Devido à falta de confiança que António Bento Bembe deposita nos restantes membros do FCD, o presidente do Fórum tornou-se numa personagem inacessível em Luanda e que raramente se desloca a Cabinda. Isolado, e acumulando a função de deputado do MPLA e presidente do FCD, passou a prescindir da presença de qualquer elemento do FCD em todas as reuniões com entidades e autoridades angolanas, entre os quais com o Presidente da República ou o Governador do enclave, sobre as questões de Cabinda e do FCD. “O resultado destas reuniões, não sabemos qual é porque António Bento Bembe não partilha com ninguém”, disse membro do FCD que pediu anonimato.
“Para António Bento Bembe a presidência do FCD é vitalícia”

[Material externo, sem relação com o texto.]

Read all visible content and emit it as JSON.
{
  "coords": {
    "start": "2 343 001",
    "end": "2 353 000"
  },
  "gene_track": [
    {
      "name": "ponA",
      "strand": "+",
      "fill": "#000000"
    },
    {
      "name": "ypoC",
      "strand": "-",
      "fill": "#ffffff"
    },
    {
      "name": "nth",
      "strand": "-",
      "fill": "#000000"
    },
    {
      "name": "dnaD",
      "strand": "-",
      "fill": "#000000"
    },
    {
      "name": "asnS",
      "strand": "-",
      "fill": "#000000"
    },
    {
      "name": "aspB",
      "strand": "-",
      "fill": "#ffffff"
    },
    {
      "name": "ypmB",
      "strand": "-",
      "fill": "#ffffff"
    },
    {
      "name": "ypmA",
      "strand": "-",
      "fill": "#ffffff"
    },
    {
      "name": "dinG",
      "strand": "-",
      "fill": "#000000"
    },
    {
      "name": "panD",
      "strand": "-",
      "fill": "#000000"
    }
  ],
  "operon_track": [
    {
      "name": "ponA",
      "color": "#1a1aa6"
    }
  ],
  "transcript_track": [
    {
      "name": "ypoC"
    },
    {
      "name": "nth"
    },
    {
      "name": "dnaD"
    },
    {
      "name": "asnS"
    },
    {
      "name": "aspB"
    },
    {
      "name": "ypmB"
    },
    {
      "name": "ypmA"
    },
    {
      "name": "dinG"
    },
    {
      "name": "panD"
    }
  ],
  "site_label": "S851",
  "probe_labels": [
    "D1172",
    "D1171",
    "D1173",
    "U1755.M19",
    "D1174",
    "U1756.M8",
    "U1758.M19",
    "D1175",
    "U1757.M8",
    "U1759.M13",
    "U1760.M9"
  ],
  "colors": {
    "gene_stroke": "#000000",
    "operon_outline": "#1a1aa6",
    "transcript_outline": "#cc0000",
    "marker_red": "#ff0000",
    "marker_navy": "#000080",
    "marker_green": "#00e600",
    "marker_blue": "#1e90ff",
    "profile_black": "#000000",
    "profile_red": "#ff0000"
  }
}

“Para António Bento Bembe a presidência do FCD é vitalícia. Mas esta monomania esconde também negócios pouco claros e práticas de Bento Bembe e de outros angolanos em Cabinda, que têm como cobertura o FCD, e que podem vir a ser revelados quando ele sair da presidência do Fórum”, explicou a mesma fonte.
A obsessão de António Bento Bembe em permanecer na presidência do FCD já não é uma preocupação que apenas monopoliza as conversas entre os membros do Fórum. O presidente angolano, João Lourenço, está consciente que António Bento Bembe é o factor que bloqueia o desenvolvimento e eficácia do FCD.
A fim de evitar um “Golpe de Estado” no interior do FCD, que poderia por em causa a imagem e a estratégia do Governo angolano para o enclave, o presidente de Angola, após ter ouvido os “novos responsáveis” do dossier de Cabinda, pondera em reunir com António Bento Bembe e o convidar a sair airosamente, e sem vagas, da presidência do FCD.
Não pretendendo também provocar um “Golpe de Estado” no interior do FCD, membros do Fórum já têm definidas as linhas mestras do FCD pós-António Bento Bembe e três nomes de elementos mais capacitados, que beneficiam de unanimidade interna e externa, já começam a circular dos quais um poderá vir a ser brevemente nomeado presidente do Fórum Cabindês para o Diálogo.